For example, it had never occurred to me that at best, a non superstar player would get to touch the ball 20 percent of the time, and that the other 80 percent of the time spent on the court is how a player should be judged. From that point on, I started to pay attention to watching off the ball activity just as much as the ballhandler.

It was through Rosen’s column that I discovered that he’d help Phil Jackson write  More Than a Game, and Maverick. I spent the summer reading those books in an attempt to absorb anything I could to help me understand the game better. All of this happened to coincide with the 2004 Pistons-Lakers NBA Finals, and it was fascinating to take what I was reading and apply it to what I was seeing on television.

Charley Rosen was also the first person I’d ever seen write in print that Kevin Love was overrated. This was around 2010-2011, and he said something to the effect of “look at that roster (in Minnesota) someone has to get those points and rebounds.” Keep in mind that he’d also once said Lebron James would be an average NBA player at best.

There was also one column that Rosen had written about a trip he’d taken to Amsterdam with his wife and another couple, where he and his friend ditched their wives on the way to the Van Gogh museum to play pickup ball at a park. That’s the kind of madness I can  get down with (I personally enjoyed the Pablo Picasso “Blue Years Series” exhibit more than the Van Gogh stuff on my visit there. He probably didn’t miss much).

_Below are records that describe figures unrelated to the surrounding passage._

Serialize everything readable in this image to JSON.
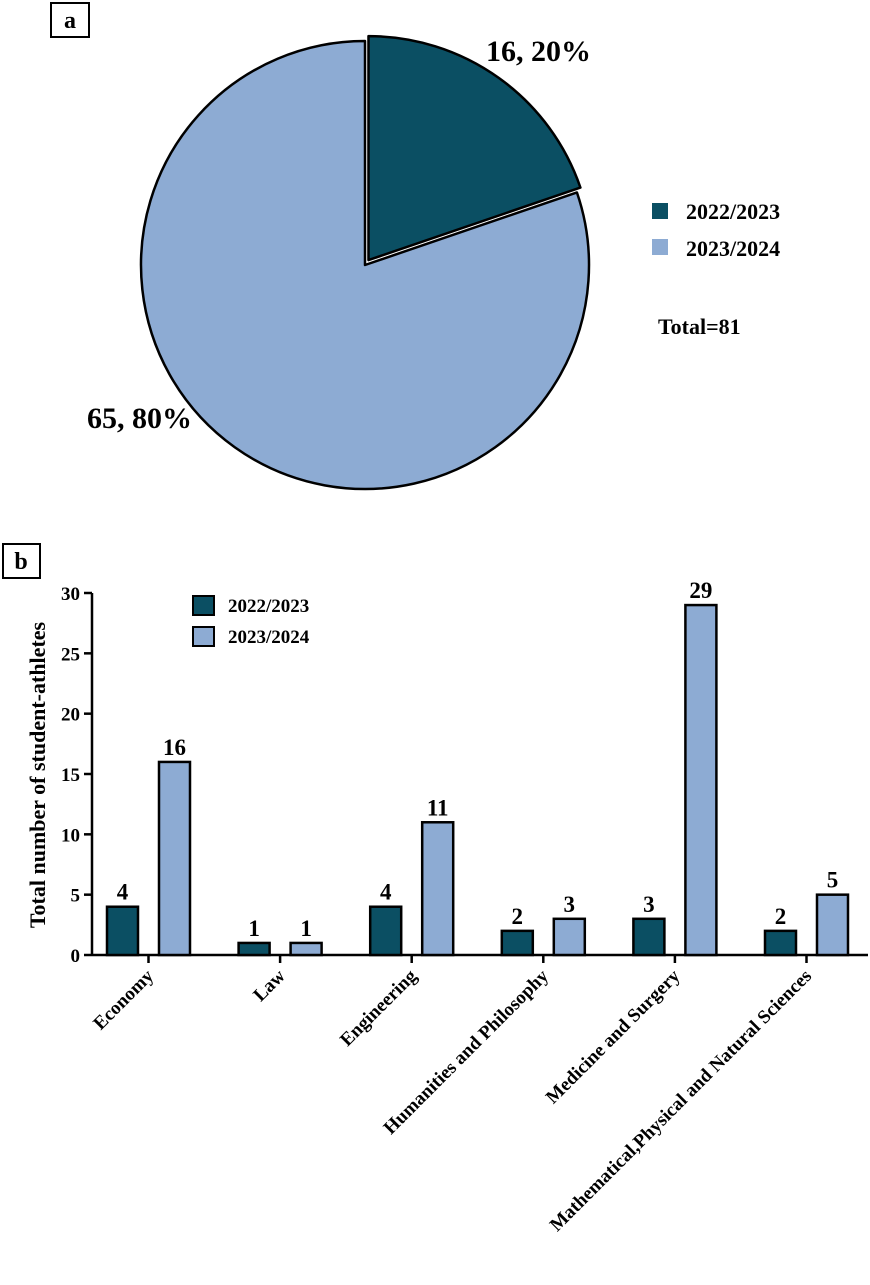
{
  "colors": {
    "series_2022": "#0b4f63",
    "series_2023": "#8dabd3",
    "stroke": "#000000"
  },
  "chart_data": [
    {
      "panel": "a",
      "type": "pie",
      "labels": [
        "2022/2023",
        "2023/2024"
      ],
      "values": [
        16,
        65
      ],
      "percents": [
        20,
        80
      ],
      "slice_labels": [
        "16, 20%",
        "65, 80%"
      ],
      "legend": [
        "2022/2023",
        "2023/2024"
      ],
      "legend_position": "right",
      "annotation": "Total=81",
      "exploded_slice": "2022/2023"
    },
    {
      "panel": "b",
      "type": "bar",
      "categories": [
        "Economy",
        "Law",
        "Engineering",
        "Humanities and Philosophy",
        "Medicine and Surgery",
        "Mathematical,Physical and Natural Sciences"
      ],
      "series": [
        {
          "name": "2022/2023",
          "values": [
            4,
            1,
            4,
            2,
            3,
            2
          ]
        },
        {
          "name": "2023/2024",
          "values": [
            16,
            1,
            11,
            3,
            29,
            5
          ]
        }
      ],
      "ylabel": "Total number of student-athletes",
      "xlabel": "",
      "ylim": [
        0,
        30
      ],
      "yticks": [
        0,
        5,
        10,
        15,
        20,
        25,
        30
      ],
      "legend_position": "top-left",
      "grid": false
    }
  ]
}
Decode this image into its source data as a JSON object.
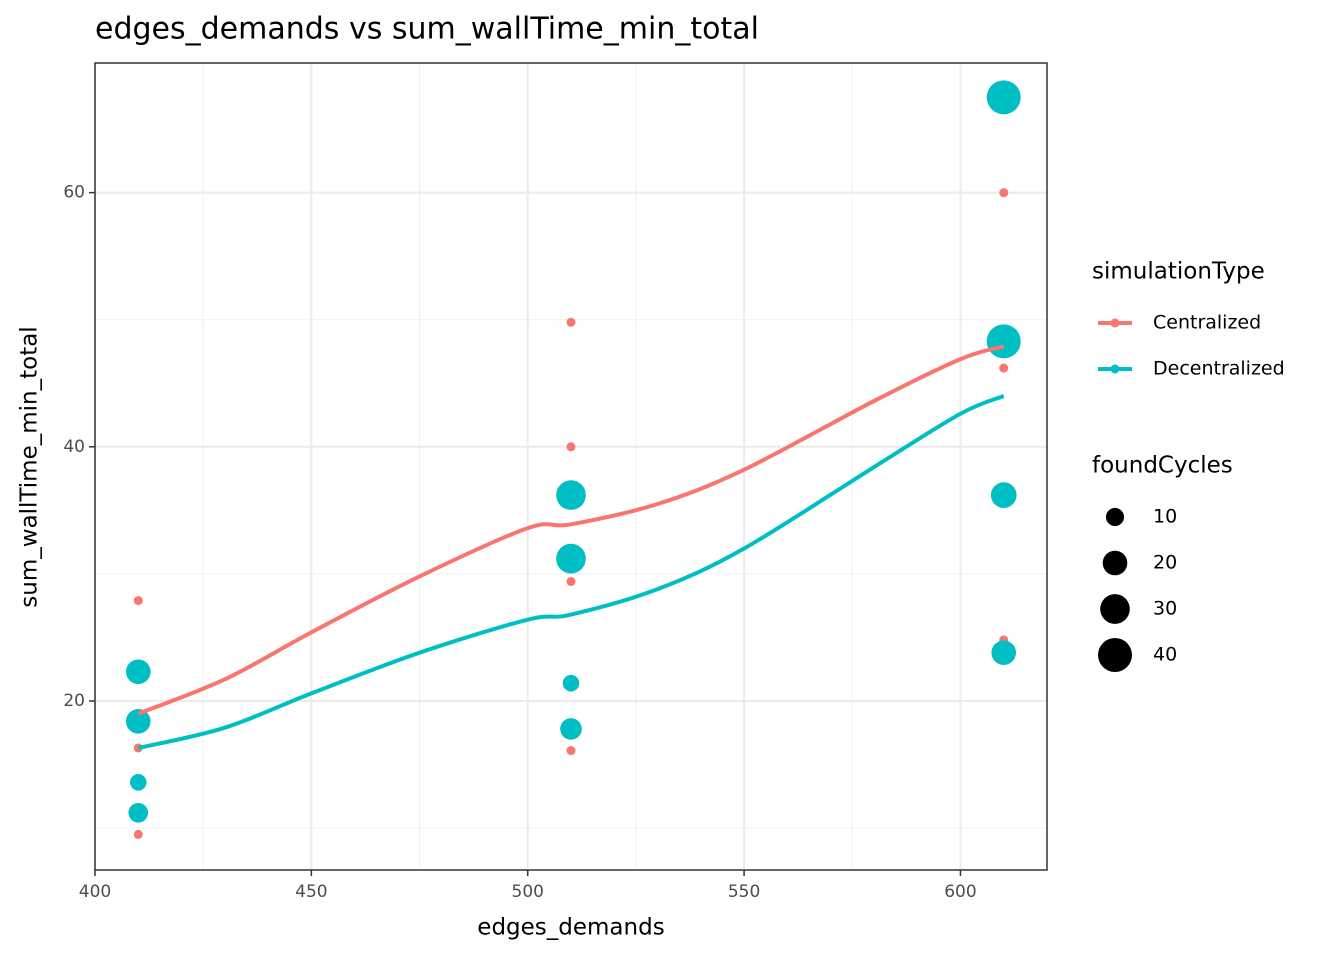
{
  "chart_data": {
    "type": "scatter",
    "title": "edges_demands  vs  sum_wallTime_min_total",
    "x_label": "edges_demands",
    "y_label": "sum_wallTime_min_total",
    "xlim": [
      400,
      620
    ],
    "ylim": [
      6.7,
      70.2
    ],
    "xticks": [
      400,
      450,
      500,
      550,
      600
    ],
    "yticks": [
      20,
      40,
      60
    ],
    "x_minor_grid": [
      425,
      475,
      525,
      575
    ],
    "y_minor_grid": [
      10,
      30,
      50
    ],
    "grid": true,
    "legend_title": "simulationType",
    "size_legend_title": "foundCycles",
    "size_legend": [
      10,
      20,
      30,
      40
    ],
    "series": [
      {
        "name": "Centralized",
        "color": "#F8766D",
        "x": [
          410,
          410,
          410,
          410,
          510,
          510,
          510,
          510,
          610,
          610,
          610
        ],
        "values": [
          27.9,
          22.0,
          16.3,
          9.5,
          49.8,
          40.0,
          29.4,
          16.1,
          60.0,
          46.2,
          24.8
        ],
        "sizes": [
          1,
          1,
          1,
          1,
          1,
          1,
          1,
          1,
          1,
          1,
          1
        ],
        "smooth_x": [
          410,
          430,
          450,
          475,
          500,
          510,
          530,
          550,
          580,
          600,
          610
        ],
        "smooth_values": [
          19.0,
          21.7,
          25.4,
          29.8,
          33.6,
          33.9,
          35.5,
          38.2,
          43.6,
          46.9,
          47.9
        ]
      },
      {
        "name": "Decentralized",
        "color": "#00BFC4",
        "x": [
          410,
          410,
          410,
          410,
          510,
          510,
          510,
          510,
          610,
          610,
          610,
          610
        ],
        "values": [
          22.3,
          18.4,
          13.6,
          11.2,
          36.2,
          31.2,
          21.4,
          17.8,
          67.5,
          48.3,
          36.2,
          23.8
        ],
        "sizes": [
          20,
          20,
          8,
          12,
          30,
          30,
          8,
          15,
          40,
          40,
          22,
          20
        ],
        "smooth_x": [
          410,
          430,
          450,
          475,
          500,
          510,
          530,
          550,
          580,
          600,
          610
        ],
        "smooth_values": [
          16.3,
          17.9,
          20.6,
          23.8,
          26.4,
          26.8,
          28.8,
          32.0,
          38.4,
          42.6,
          44.0
        ]
      }
    ]
  }
}
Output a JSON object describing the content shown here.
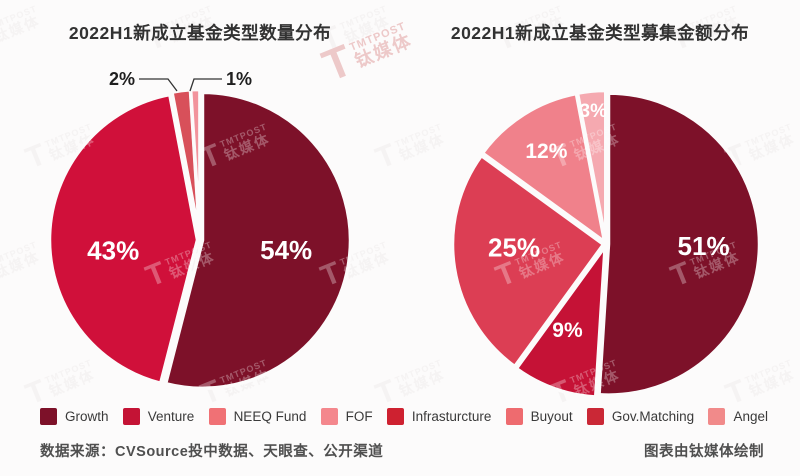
{
  "page": {
    "background": "#FCFBFB"
  },
  "brand": {
    "logo_text": "T",
    "name": "TMTPOST",
    "name_cn": "钛媒体"
  },
  "chart_data": [
    {
      "type": "pie",
      "title": "2022H1新成立基金类型数量分布",
      "legend_position": "bottom-shared",
      "slices": [
        {
          "name": "Growth",
          "label": "54%",
          "value": 54,
          "color": "#7D1129"
        },
        {
          "name": "Venture",
          "label": "43%",
          "value": 43,
          "color": "#D0103A"
        },
        {
          "name": "Gov.Matching",
          "label": "2%",
          "value": 2,
          "color": "#D8505A"
        },
        {
          "name": "NEEQ Fund",
          "label": "1%",
          "value": 1,
          "color": "#F2939C"
        }
      ]
    },
    {
      "type": "pie",
      "title": "2022H1新成立基金类型募集金额分布",
      "legend_position": "bottom-shared",
      "slices": [
        {
          "name": "Growth",
          "label": "51%",
          "value": 51,
          "color": "#7D1129"
        },
        {
          "name": "Venture",
          "label": "9%",
          "value": 9,
          "color": "#C51236"
        },
        {
          "name": "Infrastructure",
          "label": "25%",
          "value": 25,
          "color": "#DC3E54"
        },
        {
          "name": "FOF",
          "label": "12%",
          "value": 12,
          "color": "#F0818B"
        },
        {
          "name": "Angel",
          "label": "3%",
          "value": 3,
          "color": "#F5A9B0"
        }
      ]
    }
  ],
  "legend": {
    "items": [
      {
        "label": "Growth",
        "color": "#7D1129"
      },
      {
        "label": "Venture",
        "color": "#C41335"
      },
      {
        "label": "NEEQ Fund",
        "color": "#F07175"
      },
      {
        "label": "FOF",
        "color": "#F4878D"
      },
      {
        "label": "Infrasturcture",
        "color": "#CE2130"
      },
      {
        "label": "Buyout",
        "color": "#EE6B6F"
      },
      {
        "label": "Gov.Matching",
        "color": "#CA2836"
      },
      {
        "label": "Angel",
        "color": "#F18A8A"
      }
    ]
  },
  "footer": {
    "source": "数据来源：CVSource投中数据、天眼查、公开渠道",
    "credit": "图表由钛媒体绘制"
  }
}
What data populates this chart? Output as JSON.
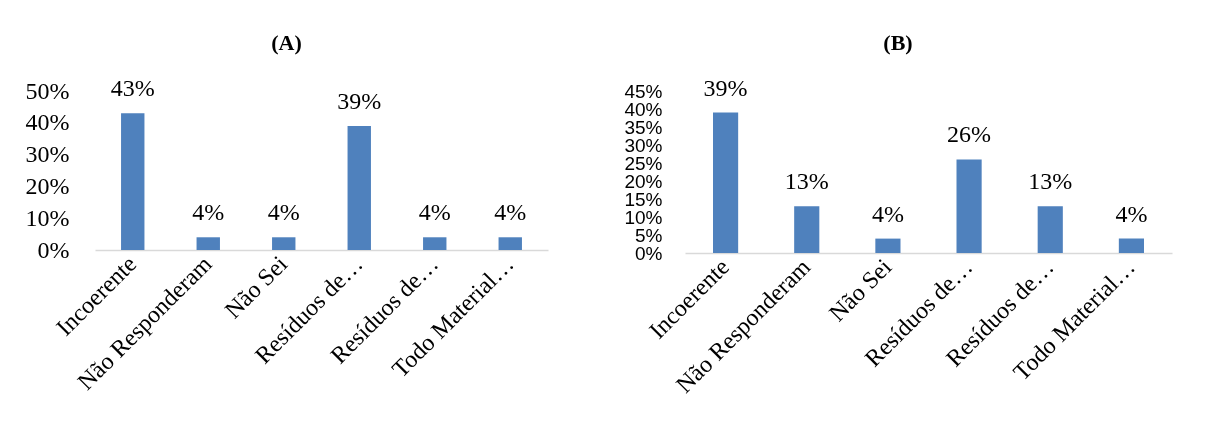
{
  "chart_data": [
    {
      "type": "bar",
      "title": "(A)",
      "categories": [
        "Incoerente",
        "Não Responderam",
        "Não Sei",
        "Resíduos de…",
        "Resíduos de…",
        "Todo Material…"
      ],
      "values": [
        43,
        4,
        4,
        39,
        4,
        4
      ],
      "value_labels": [
        "43%",
        "4%",
        "4%",
        "39%",
        "4%",
        "4%"
      ],
      "color": "#4f81bd",
      "ylim": [
        0,
        50
      ],
      "yticks": [
        {
          "value": 0,
          "label": "0%"
        },
        {
          "value": 10,
          "label": "10%"
        },
        {
          "value": 20,
          "label": "20%"
        },
        {
          "value": 30,
          "label": "30%"
        },
        {
          "value": 40,
          "label": "40%"
        },
        {
          "value": 50,
          "label": "50%"
        }
      ]
    },
    {
      "type": "bar",
      "title": "(B)",
      "categories": [
        "Incoerente",
        "Não Responderam",
        "Não Sei",
        "Resíduos de…",
        "Resíduos de…",
        "Todo Material…"
      ],
      "values": [
        39,
        13,
        4,
        26,
        13,
        4
      ],
      "value_labels": [
        "39%",
        "13%",
        "4%",
        "26%",
        "13%",
        "4%"
      ],
      "color": "#4f81bd",
      "ylim": [
        0,
        45
      ],
      "yticks": [
        {
          "value": 0,
          "label": "0%"
        },
        {
          "value": 5,
          "label": "5%"
        },
        {
          "value": 10,
          "label": "10%"
        },
        {
          "value": 15,
          "label": "15%"
        },
        {
          "value": 20,
          "label": "20%"
        },
        {
          "value": 25,
          "label": "25%"
        },
        {
          "value": 30,
          "label": "30%"
        },
        {
          "value": 35,
          "label": "35%"
        },
        {
          "value": 40,
          "label": "40%"
        },
        {
          "value": 45,
          "label": "45%"
        }
      ]
    }
  ]
}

You may have also heard about the famous “Phil Files” he wrote for ESPN a year ago, after Phil Jackson’s first year as Knicks Team President. I still have yet to read all the installments, but its been highly discussed (at times ridiculed) on various blog and media sites.

His book, Crazy Basketball resonates with me because Rosen wasn’t the most skilled individual to play the game. His best offer for a scholarship was at Hunter College in New York City. He was a 6’9 bruising big man whose game was predicated on strength and will. He played in the Eastern Basketball League before taking on various jobs as a free-lance writer, college professor, summer camp counselor,  and basketball coach.

He was a free-lance basketball writer living in New York City, when he met Phil Jackson–then a player for the Knicks, and they became good friends (both really big fans of Grateful Dead apparently). The joint collaboration on Maverick cemented their friendship, and during Jackson’s coaching days in the now defunct Continental Basketball Association, Rosen served as his assistant, on the Albany Patroons. When Phil took an assistant coaching job in Chicago, Rosen went on to serve as a head coach in Rockford, Illinois, Savannah, Georgia, and Oklahoma City.

There are some great stories culled from these experiences, as the CBA had a roll call of NBA names who stopped through on their way to the league. It is easy to forget that it hasn’t even been 10 years since the CBA went belly up. Rosen brings the league back to life with his anecdotes of players like John Starks (Rosen says he wasn’t shocked when Starks choked in game 6 of the ’94 Finals), Steve Javie, and Dick Bavetta (something tells me Rosen doesn’t have him on his  Hanukkah list).

Things were not always easy for Rosen (the salaries he made as a head coach seem laughable at best compared to what NBA coaches get), he battled health problems, anger issues, and endured 3 divorces to still make the life he wanted to create. I find Crazy Basketball such an inspiring read because Rosen admittedly wasn’t the best player, and wasn’t the best X’s and O’s coach, but his passion for the game is contagious. Charley Rosen proves that you don’t have to be a genius coach, or an elite level athlete to find a way to honor the game and become an ambassador for the sport.

Phil Jackson credits Rosen for coining the phrase, “Basketball isn’t just a metaphor for life–it’s more important that!” and writes a very eloquent foreword that illustrates the deep bond between the two men. For anyone interested in more than the flashier aspects of today’s NBA–the dunks, memes, and highlight reels, then I recommend that you at least skim through it–even it is just for the Dick Bavetta anecdotes.